L’état d’urgence n’est pas un état anodin. Il bouleverse les équilibres de notre État de droit, la séparation des pouvoirs, les libertés fondamentales. Depuis sa mise en œuvre, au mois de novembre dernier, après les monstrueuses attaques qui ont touché notre pays, des vies ont été bouleversées, des dérives constatées, parfois même condamnées, notamment pendant sa prolongation.
La constitutionnalisation de l’état d’urgence n’est pas une affaire de juristes. C’est une question éminemment politique, dont les citoyens doivent se saisir, malgré le caractère complexe des enjeux, une complexité très souvent entretenue. Il est de notre devoir de parlementaires de « déminer » la peur légitime de nos concitoyens, et certainement pas de l’alimenter. Or la constitutionnalisation de l’état d’urgence y contribue fortement.
Notre arsenal législatif est déjà très important, cela a été rappelé. Les deux mesures phares mises en avant, perquisitions et assignations à résidence, existent dans notre droit pénal antiterroriste. Certes, elles existent différemment. Et c’est justement dans cette différence que se trouve la dangerosité des mesures proposées.

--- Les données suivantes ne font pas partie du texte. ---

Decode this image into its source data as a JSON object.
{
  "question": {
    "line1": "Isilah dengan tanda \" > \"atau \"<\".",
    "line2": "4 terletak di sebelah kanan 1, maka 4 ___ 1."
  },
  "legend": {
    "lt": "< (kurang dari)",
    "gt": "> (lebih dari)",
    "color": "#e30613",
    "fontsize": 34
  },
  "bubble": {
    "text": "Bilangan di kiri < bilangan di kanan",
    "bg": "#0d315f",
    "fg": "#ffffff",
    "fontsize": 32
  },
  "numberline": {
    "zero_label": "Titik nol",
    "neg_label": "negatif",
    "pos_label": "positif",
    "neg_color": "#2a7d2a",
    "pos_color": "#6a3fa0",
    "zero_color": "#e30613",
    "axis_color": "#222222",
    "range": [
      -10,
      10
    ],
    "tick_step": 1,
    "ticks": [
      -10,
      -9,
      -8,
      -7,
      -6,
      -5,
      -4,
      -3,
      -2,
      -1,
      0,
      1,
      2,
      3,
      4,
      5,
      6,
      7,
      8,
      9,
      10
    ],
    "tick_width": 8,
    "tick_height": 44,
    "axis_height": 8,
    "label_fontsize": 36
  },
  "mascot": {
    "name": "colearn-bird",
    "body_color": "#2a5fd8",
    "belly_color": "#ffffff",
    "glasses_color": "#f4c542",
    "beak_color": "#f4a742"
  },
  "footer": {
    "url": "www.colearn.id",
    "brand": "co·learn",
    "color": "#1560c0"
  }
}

Sur les assignations à résidence, la justice pénale est armée dans les situations les plus graves, mais cela se fait dans un cadre procédural clair, avec un juge indépendant.
L’état d’urgence a engendré des abus, comme l’a prouvé l’utilisation de ses dispositions contre les militants de la COP 21. Enfin, rappelons que les 3 000 perquisitions ont donné matière à l’ouverture de quatre enquêtes antiterroristes !
Les mesures restrictives de liberté ne peuvent et ne doivent être prises que dans un cadre clair, à l’issue d’une procédure contradictoire. C’est finalement l’inverse qui nous est proposé dans cet article 1er. En ce sens, il nous apparaît dangereux pour nos libertés individuelles et collectives. Nous ne pouvons pas le soutenir.